Esta semana un juez de Madrid, en concreto uno del Juzgado de lo penal Nº 37, ha sentenciado a un año de cárcel a un hombre que grababa a su novia, sin su consentimiento, mientras mantenían relaciones sexuales. No era la primera vez y la mujer se hartó y se fue a denunciarlo a una comisaría con la prueba del último delito: un despertador espía. Antes de aquella última vez, C.T.Q. se había encontrado anteriormente en el ordenador de J.T.M. una carpeta con subcarpetas con nombres de mujeres, incluido el suyo. En ellas J.T.M. archivaba sus robos. C.T.Q. no fue su única víctima.
El susodicho no va a entrar en prisión, si no vuelve a delinquir en tres años, porque no tenía antecedentes y la pena es inferior a dos años y un día. Pero tendrá que pagar una multa y las costas procesales y no podrá acercarse a ella durante tres años. Ya la ha indemnizado con 3.000 euros por daños morales.
La sentencia es firme. El acusado no va a recurrirla. El peligro de terminar preso –se pedían tres años de cárcel– le animó a reconocer los hechos y a pagar la indemnización para conseguir el atenuante por reparación del daño y perdón de la víctima. J.T.M. vio claro que esta vez no iba a librarse.
C.J.Q. fue valiente al denunciar por muchos motivos: estaba en situación irregular cuando lo hizo. Las mujeres en situación irregular que denuncian violencia de género no pueden ser deportadas mientras dura el proceso. Después, si ganan, son regularizadas; si pierden, quedan al albur de la Policía.
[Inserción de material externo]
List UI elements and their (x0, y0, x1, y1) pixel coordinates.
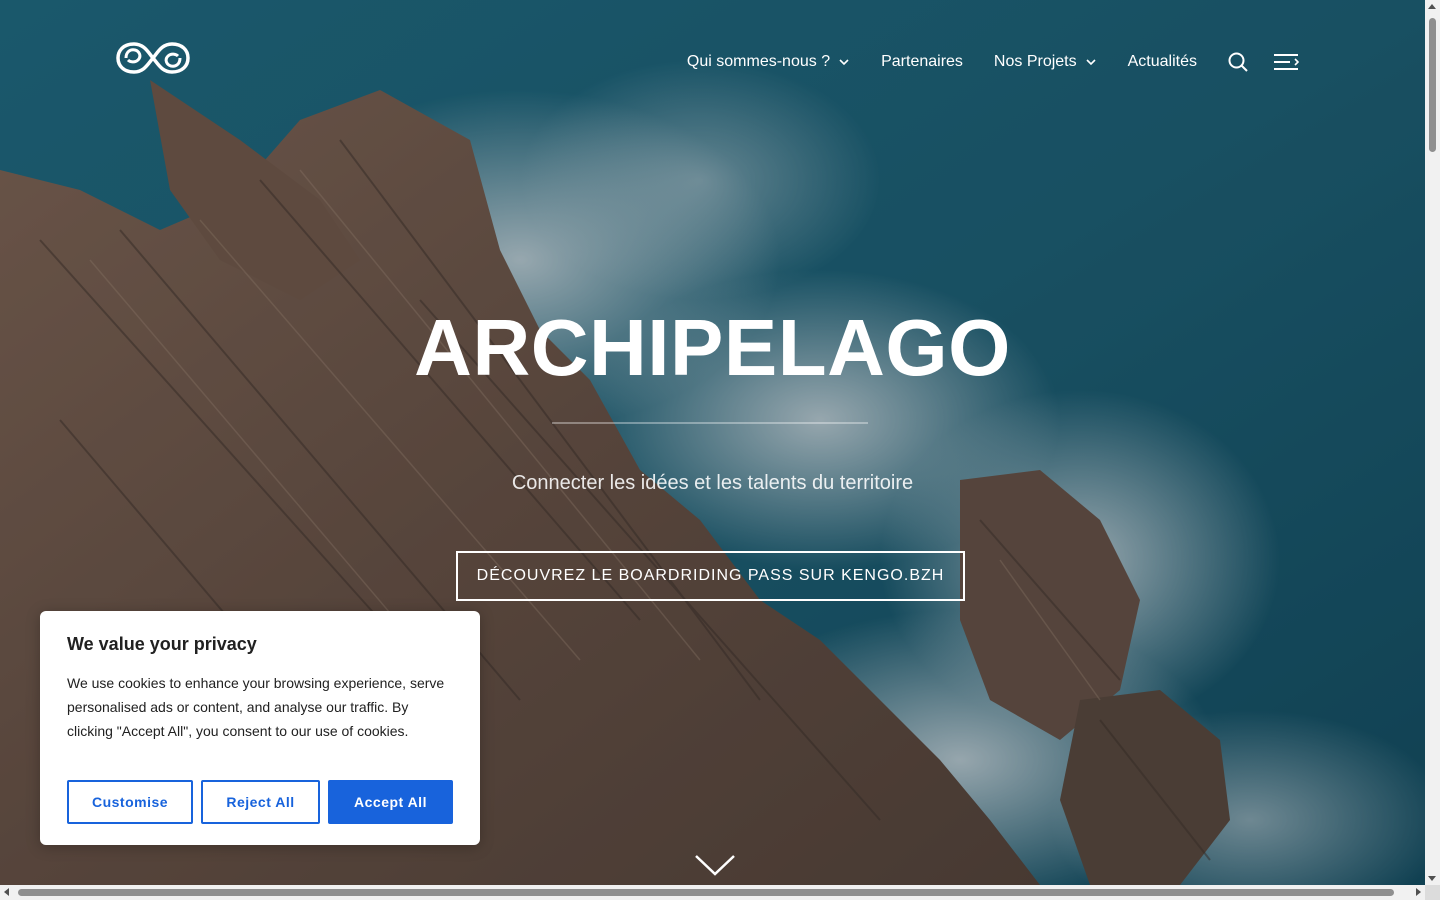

C.J.Q. regularizó su situación por un permiso de trabajo antes de que terminara el procedimiento. Pero, cuando se plantó en la comisaría para denunciar semejante hurto, se arriesgó a terminar aquel episodio obligada a abandonar el país en el que está buscándose la vida.
Parece increíble que tengamos que celebrar esta sentencia, pero tenemos que hacerlo y mucho. C.J.Q. ha sido sentenciado sin que haya pruebas de que compartiera esa intimidad que violentó. Otros, solo con un clic, hacen todavía más daño y aún ningún juez les ha sentado en un banquillo.
La historia de J.T.M. y de la valiente C.J.Q., me ha recordado a Verónica, la chica de Iveco que se mató porque sus compañeros de la fábrica se dedicaron a compartir un vídeo sexual suyo. Los muchos que compartieron la intimidad de una compañera de 32 años, madre de dos niños pequeños –uno de meses–, que se suicidó en 2019 por no soportar la presión de ver su intimidad circular de teléfono en teléfono, se encontraron con una jueza más benévola y, tal vez, menos justa. Después de que se hablara de penas de prisión de tres meses a un año por descubrimiento y revelación de secretos, el caso se archivó sin más. Todavía habrá quién diga que la culpa de este archivo fue de Verónica por quitarse de en medio. Con las penas mencionadas, ninguno de aquellos habría entrado en prisión pero tampoco se habría ido de rositas.
Ahora, tres años después, un juez, tal vez más juicioso, ha entendido mejor lo que se roba cuando se roba lo más íntimo; lo que se envía cuando se manda la intimidad de alguien sin su permiso. Ha marcado un camino que es aviso para navegantes, en un mar que está pidiendo a gritos este aviso.
La abogada que defendió a C.J.Q., Beatriz Uriarte, confirma a este periódico que no encontró ninguna sentencia anterior que dictase prisión por este delito. Es la primera vez que el que roba la intimidad de su pareja es condenado seriamente.
Así que: ¡Extra, extra! Mientras en Estados Unidos el Tribunal Supremo elimina el derecho al aborto, aquí un juez de Madrid sentencia que tu intimidad es solo tuya. Tal vez no todo sea involución, pasos atrás y retrocesos. Tal vez, en este caso, una gota de esperanza.